As the world’s largest archipelago, Indonesia is prone to rising sea levels which, in turn, renders it vulnerable to the adverse impacts of climate change. This particularly affects marginalized communities greatly exposed to the resulting economic and environmental harms, but with very limited access to climate finance. This denotes a weakness in the country’s top-down climate finance approach through bilateral and multilateral cooperation that tends to place the financiers’ funding requirements above local needs.

This report, developed in partnership with Hivos Indonesia, aims to assess the current climate finance landscape in Indonesia and explore possible ways in which climate finance can be mobilized to target the marginalized populations.
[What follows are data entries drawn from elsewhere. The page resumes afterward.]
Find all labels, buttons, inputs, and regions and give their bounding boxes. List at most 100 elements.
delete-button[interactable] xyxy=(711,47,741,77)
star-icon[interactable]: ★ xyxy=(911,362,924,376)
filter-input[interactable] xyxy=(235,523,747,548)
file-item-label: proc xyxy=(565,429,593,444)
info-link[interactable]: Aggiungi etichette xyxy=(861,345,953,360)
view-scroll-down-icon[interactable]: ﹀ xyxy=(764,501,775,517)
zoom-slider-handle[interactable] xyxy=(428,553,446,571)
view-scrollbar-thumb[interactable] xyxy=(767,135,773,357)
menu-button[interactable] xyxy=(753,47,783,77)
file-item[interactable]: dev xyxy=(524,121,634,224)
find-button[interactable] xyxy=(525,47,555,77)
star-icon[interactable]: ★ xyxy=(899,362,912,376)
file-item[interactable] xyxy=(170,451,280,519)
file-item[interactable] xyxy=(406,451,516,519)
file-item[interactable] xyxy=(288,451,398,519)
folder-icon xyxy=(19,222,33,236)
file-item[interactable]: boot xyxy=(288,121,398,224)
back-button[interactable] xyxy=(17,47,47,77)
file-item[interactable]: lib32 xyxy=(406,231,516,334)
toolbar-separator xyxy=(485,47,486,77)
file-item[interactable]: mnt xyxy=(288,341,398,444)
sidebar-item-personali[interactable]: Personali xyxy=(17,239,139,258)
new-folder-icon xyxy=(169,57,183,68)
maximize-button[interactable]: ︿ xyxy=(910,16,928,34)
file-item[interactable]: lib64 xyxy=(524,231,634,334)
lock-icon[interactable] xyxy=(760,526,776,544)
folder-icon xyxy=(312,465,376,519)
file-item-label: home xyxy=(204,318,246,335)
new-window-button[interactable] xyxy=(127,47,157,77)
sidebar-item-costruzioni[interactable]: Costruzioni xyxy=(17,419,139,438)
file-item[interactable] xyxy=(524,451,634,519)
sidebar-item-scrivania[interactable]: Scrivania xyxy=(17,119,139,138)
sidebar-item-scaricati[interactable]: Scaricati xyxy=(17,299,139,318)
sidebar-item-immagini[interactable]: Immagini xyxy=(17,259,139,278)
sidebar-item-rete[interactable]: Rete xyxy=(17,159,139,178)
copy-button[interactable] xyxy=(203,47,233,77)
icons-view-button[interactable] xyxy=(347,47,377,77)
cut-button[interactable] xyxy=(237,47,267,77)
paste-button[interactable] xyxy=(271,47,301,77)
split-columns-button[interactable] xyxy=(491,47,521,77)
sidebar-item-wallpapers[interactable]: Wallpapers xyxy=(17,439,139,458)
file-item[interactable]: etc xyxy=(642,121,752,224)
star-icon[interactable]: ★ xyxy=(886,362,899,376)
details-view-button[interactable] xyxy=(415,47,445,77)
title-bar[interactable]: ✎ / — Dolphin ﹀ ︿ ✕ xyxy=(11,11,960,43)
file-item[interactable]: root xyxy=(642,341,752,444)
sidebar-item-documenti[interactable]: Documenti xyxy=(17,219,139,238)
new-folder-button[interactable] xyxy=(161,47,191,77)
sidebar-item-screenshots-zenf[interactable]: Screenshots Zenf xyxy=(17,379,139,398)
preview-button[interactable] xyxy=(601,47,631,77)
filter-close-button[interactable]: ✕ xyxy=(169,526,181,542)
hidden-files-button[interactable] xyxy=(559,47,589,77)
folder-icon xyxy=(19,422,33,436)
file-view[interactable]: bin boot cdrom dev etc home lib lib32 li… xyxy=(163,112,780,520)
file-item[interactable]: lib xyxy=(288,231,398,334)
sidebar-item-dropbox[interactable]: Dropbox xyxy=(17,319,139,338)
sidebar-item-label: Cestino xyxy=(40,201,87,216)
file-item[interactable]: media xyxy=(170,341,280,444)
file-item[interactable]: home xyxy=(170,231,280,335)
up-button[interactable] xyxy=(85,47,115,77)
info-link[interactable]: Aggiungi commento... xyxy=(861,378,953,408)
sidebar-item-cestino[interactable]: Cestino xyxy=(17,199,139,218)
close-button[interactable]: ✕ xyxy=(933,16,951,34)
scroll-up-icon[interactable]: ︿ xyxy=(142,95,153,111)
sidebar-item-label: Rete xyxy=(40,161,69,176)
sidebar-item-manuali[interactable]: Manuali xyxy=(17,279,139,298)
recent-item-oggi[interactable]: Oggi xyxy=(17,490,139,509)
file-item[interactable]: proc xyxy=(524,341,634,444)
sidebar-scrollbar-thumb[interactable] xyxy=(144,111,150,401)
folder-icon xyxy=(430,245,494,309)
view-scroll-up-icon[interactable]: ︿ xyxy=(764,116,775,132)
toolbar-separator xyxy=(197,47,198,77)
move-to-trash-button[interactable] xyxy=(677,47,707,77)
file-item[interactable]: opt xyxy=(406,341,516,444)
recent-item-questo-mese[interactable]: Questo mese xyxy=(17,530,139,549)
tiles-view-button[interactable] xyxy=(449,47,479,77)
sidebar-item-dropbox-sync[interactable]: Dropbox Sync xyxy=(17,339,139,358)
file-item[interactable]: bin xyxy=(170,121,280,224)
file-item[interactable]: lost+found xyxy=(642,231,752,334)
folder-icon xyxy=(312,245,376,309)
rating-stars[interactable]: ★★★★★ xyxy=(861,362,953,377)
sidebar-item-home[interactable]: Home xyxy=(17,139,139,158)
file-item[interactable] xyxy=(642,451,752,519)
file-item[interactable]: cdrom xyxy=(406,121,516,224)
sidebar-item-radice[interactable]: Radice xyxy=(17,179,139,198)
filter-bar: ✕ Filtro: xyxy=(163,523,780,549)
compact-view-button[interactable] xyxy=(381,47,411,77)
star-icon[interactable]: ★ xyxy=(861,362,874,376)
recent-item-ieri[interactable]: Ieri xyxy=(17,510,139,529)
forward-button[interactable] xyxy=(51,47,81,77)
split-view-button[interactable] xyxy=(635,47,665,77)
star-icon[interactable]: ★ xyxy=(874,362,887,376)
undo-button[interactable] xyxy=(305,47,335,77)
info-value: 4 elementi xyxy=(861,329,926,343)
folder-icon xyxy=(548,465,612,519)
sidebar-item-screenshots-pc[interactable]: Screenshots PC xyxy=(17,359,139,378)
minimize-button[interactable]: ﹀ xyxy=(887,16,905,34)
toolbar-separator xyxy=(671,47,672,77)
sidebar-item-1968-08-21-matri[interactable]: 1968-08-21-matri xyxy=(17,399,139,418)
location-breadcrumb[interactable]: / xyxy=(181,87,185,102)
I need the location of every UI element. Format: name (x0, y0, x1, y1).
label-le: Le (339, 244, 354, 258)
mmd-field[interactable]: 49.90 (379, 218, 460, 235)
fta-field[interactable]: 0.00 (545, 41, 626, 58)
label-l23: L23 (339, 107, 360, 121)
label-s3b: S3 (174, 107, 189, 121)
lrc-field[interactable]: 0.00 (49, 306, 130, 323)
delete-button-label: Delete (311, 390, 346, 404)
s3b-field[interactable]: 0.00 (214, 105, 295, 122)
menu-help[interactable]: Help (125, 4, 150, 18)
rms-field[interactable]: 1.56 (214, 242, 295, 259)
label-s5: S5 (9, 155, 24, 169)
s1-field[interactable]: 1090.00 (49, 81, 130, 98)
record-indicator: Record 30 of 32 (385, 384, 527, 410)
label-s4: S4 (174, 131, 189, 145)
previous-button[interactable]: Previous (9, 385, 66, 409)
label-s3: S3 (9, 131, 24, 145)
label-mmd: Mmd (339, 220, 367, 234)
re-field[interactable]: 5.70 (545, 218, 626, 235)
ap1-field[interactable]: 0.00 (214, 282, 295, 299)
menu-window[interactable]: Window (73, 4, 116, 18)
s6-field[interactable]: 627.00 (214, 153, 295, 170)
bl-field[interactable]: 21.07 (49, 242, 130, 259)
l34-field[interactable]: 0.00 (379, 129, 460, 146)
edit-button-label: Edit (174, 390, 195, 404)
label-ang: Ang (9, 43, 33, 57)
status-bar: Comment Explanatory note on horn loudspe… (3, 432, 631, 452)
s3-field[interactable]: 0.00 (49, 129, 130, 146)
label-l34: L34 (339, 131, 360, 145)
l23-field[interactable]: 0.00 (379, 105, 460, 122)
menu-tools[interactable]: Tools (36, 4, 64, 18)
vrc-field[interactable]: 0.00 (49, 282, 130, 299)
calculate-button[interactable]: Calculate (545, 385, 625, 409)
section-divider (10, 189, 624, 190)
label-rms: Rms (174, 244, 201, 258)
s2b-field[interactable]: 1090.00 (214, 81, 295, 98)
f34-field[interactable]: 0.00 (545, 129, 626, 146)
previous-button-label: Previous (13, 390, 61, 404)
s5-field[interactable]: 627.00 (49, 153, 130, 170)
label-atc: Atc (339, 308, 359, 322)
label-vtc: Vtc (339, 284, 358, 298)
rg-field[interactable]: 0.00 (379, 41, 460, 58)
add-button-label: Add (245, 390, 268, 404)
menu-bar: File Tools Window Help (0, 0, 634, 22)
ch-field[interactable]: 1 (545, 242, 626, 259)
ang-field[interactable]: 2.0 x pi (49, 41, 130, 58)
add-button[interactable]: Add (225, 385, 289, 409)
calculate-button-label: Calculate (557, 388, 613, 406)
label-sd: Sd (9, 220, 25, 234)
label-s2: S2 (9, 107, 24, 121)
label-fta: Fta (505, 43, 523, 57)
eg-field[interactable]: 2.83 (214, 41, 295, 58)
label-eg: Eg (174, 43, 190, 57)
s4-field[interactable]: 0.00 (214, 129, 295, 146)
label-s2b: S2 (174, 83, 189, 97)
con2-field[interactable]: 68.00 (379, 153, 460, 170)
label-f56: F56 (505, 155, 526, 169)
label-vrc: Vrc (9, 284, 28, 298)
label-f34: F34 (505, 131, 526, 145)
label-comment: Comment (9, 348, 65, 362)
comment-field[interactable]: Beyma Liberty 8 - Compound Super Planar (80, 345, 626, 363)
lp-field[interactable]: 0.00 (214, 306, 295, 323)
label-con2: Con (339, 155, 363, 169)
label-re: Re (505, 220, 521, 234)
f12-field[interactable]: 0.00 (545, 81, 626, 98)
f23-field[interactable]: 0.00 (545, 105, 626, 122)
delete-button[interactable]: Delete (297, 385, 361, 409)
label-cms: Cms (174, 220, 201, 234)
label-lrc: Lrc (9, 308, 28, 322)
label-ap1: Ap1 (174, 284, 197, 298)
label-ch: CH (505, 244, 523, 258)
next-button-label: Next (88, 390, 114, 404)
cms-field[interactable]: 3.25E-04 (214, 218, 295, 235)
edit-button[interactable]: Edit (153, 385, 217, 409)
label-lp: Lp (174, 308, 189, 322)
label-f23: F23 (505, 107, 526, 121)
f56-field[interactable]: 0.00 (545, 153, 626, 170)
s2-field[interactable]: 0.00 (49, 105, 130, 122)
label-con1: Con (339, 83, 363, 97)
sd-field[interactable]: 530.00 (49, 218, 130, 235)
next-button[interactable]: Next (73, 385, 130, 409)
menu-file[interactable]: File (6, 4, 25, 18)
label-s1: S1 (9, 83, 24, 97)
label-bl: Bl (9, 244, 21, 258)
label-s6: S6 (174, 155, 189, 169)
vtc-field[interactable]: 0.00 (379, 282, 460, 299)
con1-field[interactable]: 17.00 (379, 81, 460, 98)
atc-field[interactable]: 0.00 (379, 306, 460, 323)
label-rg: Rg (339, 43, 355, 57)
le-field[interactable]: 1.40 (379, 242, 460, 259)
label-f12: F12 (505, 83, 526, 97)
The analysis herein focuses on assessing financing solutions in the three major funding sources — public, private, and philanthropy —along with recommendations of potential enablers to mobilize multiple fund sources and create impacts at scale.

Below are key takeaways that policymakers, financiers, and other stakeholders need to consider in order to design and implement an inclusive climate finance for Indonesia.

  • There needs to be an improved understanding of the structural barriers constraining access to climate finance by marginalized groups. Catalyzing an inclusive climate finance means dealing with both the common and the specific barriers unique to marginalized groups. To overcome the barriers of inadequate capacity, public policy, and finance appetite, a more strategic approach is needed to mobilize funds and track their impacts among the marginalized populations.
  • Enablers are needed to shift the current financing trends for vulnerable groups from philanthropic finance to more commercial finance, to ensure increase in quantity and coverage. Public and private capital, together, can scale up positive impacts to the environment and society. Deploying a blended finance approach can be the solution to achieving a truly inclusive climate finance.
  • Potential enablers need to address the existing barriers of low-quality project pipelines, regulatory uncertainty and unfavourable policy environment, as well as information misalignment.